Sering kali, orang dewasa di dunia mereka mengambil kemampuan mereka untuk bermimpi dan membuat keputusan. Kami menyalahkan mereka karena tidak mampu mengartikulasikan dengan tepat apa yang ingin mereka lakukan; pada kenyataannya mereka tahu apa yang mereka inginkan, kita hanya tidak cukup lama mendiamkan suara kita sendiri untuk mendengarkan apa yang mereka katakan.

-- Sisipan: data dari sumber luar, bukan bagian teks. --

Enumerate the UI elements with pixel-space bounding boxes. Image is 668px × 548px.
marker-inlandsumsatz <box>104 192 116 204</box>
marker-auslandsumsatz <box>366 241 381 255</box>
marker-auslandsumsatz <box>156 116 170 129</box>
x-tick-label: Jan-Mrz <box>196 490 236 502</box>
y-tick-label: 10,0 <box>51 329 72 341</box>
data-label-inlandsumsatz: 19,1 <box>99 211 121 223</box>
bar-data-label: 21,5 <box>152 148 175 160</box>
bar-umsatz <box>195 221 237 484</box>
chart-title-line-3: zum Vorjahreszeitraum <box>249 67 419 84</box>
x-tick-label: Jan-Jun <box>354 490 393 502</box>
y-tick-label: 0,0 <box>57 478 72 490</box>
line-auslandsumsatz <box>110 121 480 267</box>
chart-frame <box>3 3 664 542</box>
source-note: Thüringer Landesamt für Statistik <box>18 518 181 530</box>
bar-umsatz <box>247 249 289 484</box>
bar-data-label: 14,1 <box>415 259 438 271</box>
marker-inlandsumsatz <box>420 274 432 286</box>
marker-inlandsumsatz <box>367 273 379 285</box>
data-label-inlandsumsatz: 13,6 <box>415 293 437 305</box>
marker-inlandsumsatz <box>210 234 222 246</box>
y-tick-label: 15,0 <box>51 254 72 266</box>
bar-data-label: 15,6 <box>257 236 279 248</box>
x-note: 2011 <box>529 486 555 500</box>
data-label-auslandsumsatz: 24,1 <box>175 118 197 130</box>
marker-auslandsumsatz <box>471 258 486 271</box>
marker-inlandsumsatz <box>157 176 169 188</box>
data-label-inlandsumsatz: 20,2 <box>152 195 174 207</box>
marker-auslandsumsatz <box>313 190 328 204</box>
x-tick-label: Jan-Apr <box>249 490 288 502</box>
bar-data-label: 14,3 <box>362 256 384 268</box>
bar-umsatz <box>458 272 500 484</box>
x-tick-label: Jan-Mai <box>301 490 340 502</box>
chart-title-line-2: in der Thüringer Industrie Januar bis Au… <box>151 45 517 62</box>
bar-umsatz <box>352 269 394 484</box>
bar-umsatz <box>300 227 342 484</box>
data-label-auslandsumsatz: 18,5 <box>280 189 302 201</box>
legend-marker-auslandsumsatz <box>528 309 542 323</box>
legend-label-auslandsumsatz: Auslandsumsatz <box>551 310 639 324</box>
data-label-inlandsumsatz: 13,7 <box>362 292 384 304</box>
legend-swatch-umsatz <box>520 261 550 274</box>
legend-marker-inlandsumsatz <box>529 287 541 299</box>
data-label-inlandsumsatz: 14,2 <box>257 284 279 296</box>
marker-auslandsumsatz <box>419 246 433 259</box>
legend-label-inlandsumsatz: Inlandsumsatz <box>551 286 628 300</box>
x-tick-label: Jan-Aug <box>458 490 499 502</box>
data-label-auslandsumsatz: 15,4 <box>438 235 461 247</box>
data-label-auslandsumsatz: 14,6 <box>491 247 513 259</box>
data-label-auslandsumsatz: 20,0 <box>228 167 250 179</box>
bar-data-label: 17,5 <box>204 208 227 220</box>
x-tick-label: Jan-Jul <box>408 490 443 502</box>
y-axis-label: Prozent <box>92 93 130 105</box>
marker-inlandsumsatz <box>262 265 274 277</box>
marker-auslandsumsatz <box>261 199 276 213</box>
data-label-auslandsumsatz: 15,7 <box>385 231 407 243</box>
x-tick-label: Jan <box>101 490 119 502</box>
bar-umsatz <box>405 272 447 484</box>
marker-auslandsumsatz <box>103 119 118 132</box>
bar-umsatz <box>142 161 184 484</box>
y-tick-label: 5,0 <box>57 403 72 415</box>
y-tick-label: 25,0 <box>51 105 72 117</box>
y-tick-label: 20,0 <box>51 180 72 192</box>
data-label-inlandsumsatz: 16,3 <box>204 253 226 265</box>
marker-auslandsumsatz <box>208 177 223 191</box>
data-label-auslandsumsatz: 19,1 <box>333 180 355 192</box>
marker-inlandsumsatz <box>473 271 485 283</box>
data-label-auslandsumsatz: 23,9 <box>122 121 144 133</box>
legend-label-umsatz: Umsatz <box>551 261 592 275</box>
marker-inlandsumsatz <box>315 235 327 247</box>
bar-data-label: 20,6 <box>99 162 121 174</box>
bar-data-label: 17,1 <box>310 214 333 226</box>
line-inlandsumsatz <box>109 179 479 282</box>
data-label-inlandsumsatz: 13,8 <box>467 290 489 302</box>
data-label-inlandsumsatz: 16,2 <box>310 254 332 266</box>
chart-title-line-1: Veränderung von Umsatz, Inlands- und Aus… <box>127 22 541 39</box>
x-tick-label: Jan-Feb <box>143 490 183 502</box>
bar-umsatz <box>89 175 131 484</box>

Untungnya bagi gadis dalam cerita ini, dia berasal dari keluarga yang mendukung keputusannya untuk sedikit menyimpang dari jalur berprestasi; mereka membesarkannya untuk berpikir sendiri dan memberikan landasan yang memungkinkan dia untuk melihat bahwa pendidikan adalah tentang lebih dari apa yang dipelajari dalam sebuah buku. Dan untuk kesuksesan akademisnya: dia adalah Valedictorian dari kelas kelulusannya dan, dalam menyelesaikan aplikasi kuliahnya, memilih untuk menulis tentang pelajaran yang didapat di kelas toko periode ke-5.

Kredit foto: Barta IV

Lainnya oleh Sara Lindberg:

Bagaimana Membantu Anak Perguruan Tinggi Anda Menghindari Mahasiswa Baru 15

Kemerosotan Kuartal Ketiga: 6 Kiat Ahli untuk Membantu Orang Tua Bertahan Hidup

Sara LindbergSara Lindberg adalah seorang istri, ibu, dan konselor sekolah menengah penuh waktu. Menggabungkan pengalamannya selama 20 tahun lebih di bidang kebugaran dan konseling, dia menemukan hasratnya dalam menginspirasi wanita lain untuk menjadi versi terbaik dari diri mereka sendiri. Ketika dia tidak berlari, bekerja dengan remaja, atau membuat anak-anaknya gila, dia mengelola halaman Facebook yang disebut FitMom . Sara memiliki gelar B.S. dalam ilmu olahraga dan M.Ed. dalam konseling. Dia tidak menganggap dirinya seorang penulis, hanya seorang wanita dengan banyak pemikiran acak dan akses ke komputer. Dia mendapatkan inspirasi untuk tulisannya dari putranya yang berusia 6 tahun, Cooper, dan putrinya yang berusia 8 tahun, Hanna.